Эта ночь была особенно беспокойной, и Нюра нервничала. Владимир Ильич с большой чуткостью и вниманием отнесся к ней, пришел на кухню, куда я ее уложила, так как все комнаты были заняты, и успокаивал и ухаживал за ней с трогательной лаской. Тихо и спокойно прожили мы несколько дней, но уже 9-го начались сборы и приготовления к его отъезду. Мы придумывали различные способы, как бы сделать его неузнаваемым. Сначала он просил наложить ему хирургическую повязку-шлем на голову, что у меня вышло очень искусно. Наконец, решили ограничиться только бритьем головы и лица. Владимир Ильич вел долгие деловые разговоры с мужем по поводу переезда в Сестрорецк, в Новую Деревню. Владимир Ильич просил добыть ему план, чтобы наметить путь для перехода в Новую Деревню к Приморскому вокзалу. Когда мой муж ответил, что он хорошо знает без плана эту дорогу, Владимир Ильич все же просил план добыть. План через некоторое время достали.

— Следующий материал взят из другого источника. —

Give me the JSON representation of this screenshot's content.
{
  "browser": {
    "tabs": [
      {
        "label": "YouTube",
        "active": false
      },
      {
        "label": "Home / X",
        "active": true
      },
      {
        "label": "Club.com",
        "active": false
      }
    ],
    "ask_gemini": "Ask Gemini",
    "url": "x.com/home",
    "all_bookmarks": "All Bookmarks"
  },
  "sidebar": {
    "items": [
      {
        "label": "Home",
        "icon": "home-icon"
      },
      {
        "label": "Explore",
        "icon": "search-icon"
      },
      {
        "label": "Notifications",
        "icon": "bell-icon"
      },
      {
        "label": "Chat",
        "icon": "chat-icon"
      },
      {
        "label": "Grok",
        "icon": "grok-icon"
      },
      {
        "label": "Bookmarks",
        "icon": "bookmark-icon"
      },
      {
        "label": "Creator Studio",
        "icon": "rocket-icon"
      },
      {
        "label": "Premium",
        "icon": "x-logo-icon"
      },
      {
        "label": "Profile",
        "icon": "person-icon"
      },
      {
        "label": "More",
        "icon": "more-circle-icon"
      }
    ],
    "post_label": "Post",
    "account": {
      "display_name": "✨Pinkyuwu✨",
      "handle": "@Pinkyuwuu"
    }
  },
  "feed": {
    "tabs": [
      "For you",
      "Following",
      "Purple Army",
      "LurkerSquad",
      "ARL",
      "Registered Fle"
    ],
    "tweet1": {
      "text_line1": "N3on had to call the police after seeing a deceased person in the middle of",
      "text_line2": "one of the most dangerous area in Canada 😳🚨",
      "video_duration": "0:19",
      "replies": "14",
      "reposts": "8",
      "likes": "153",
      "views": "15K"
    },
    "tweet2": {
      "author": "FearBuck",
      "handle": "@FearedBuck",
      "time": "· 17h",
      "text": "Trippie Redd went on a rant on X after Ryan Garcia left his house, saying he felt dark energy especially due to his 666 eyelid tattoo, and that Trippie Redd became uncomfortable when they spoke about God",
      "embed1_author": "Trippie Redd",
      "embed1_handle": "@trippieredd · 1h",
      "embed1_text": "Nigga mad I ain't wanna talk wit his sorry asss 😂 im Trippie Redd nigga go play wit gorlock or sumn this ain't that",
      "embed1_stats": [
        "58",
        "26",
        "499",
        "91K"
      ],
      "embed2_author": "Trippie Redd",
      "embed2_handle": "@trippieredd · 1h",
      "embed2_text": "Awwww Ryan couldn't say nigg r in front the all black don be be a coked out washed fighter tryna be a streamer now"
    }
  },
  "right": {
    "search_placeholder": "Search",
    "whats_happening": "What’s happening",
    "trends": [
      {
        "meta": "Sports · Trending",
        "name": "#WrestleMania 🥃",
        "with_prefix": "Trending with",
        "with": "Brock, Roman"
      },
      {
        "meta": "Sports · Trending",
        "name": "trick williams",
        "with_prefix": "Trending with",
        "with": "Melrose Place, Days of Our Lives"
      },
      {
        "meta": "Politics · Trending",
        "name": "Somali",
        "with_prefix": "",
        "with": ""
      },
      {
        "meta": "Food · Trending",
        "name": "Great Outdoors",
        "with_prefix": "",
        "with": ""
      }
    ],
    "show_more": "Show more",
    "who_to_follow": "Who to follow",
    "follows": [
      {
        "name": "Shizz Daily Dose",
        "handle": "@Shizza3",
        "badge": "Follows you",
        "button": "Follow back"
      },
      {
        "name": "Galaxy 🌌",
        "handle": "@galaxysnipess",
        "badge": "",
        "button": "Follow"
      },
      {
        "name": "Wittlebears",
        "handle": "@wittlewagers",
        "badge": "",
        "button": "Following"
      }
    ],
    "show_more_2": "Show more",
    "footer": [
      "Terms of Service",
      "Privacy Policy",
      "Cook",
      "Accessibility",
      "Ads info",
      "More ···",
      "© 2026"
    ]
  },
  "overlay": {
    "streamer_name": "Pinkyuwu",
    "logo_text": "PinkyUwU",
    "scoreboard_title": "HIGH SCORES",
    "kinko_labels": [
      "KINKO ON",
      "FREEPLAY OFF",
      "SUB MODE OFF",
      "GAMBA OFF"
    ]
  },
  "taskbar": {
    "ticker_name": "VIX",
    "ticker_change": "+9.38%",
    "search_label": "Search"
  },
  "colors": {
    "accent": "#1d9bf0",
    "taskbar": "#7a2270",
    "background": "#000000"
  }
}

Владимир Ильич был озабочен также вопросом о подходящей одежде для дороги. Было решено взять с собой два пальто; одно пальто было рыжеватого цвета, моего мужа, в нем Владимир Ильич, бритый и в кепи, походил на финского крестьянина или на немца-колониста. 11 июля Владимир Ильич в сопровождении моего мужа и И. В. Сталина уехал в Сестрорецк, сердечно поцеловав меня на прощание.
Я была счастлива, что у меня гостил В. И. Ленин и что я могла ему оказать в такой момент его жизни необходимую помощь. В то же время я сознавала, что и впереди В. И. Ленина могут ожидать новые опасности, и с болью в сердце смотрела на него, спускавшегося с шестого этажа по моей черной лестнице с И. В. Сталиным и С. Я. Аллилуевым в сумерки настороженной, овеянной шумом только что заглохших выстрелов улицы.
После отъезда В. И. Ленина к нам переехал жить И. В. Сталин. Владимир Ильич до своего отъезда в Москву бывал у него, заходил и к нам. При встречах всегда с самым теплым чувством относился ко мне. Когда Совнарком из Смольного стал переезжать в Москву, мы с мужем провожали их. Мои дочери поехали вместе с Лениным и Сталиным, предполагая работать в Москве. Не прекращалось наше знакомство и в Москве, когда В. И. Ленин жил в Кремле. При встречах он справлялся о нашей жизни, о всей семье, приглашал меня к себе, но я не решалась беспокоить его и отнимать у него такое дорогое для революции время».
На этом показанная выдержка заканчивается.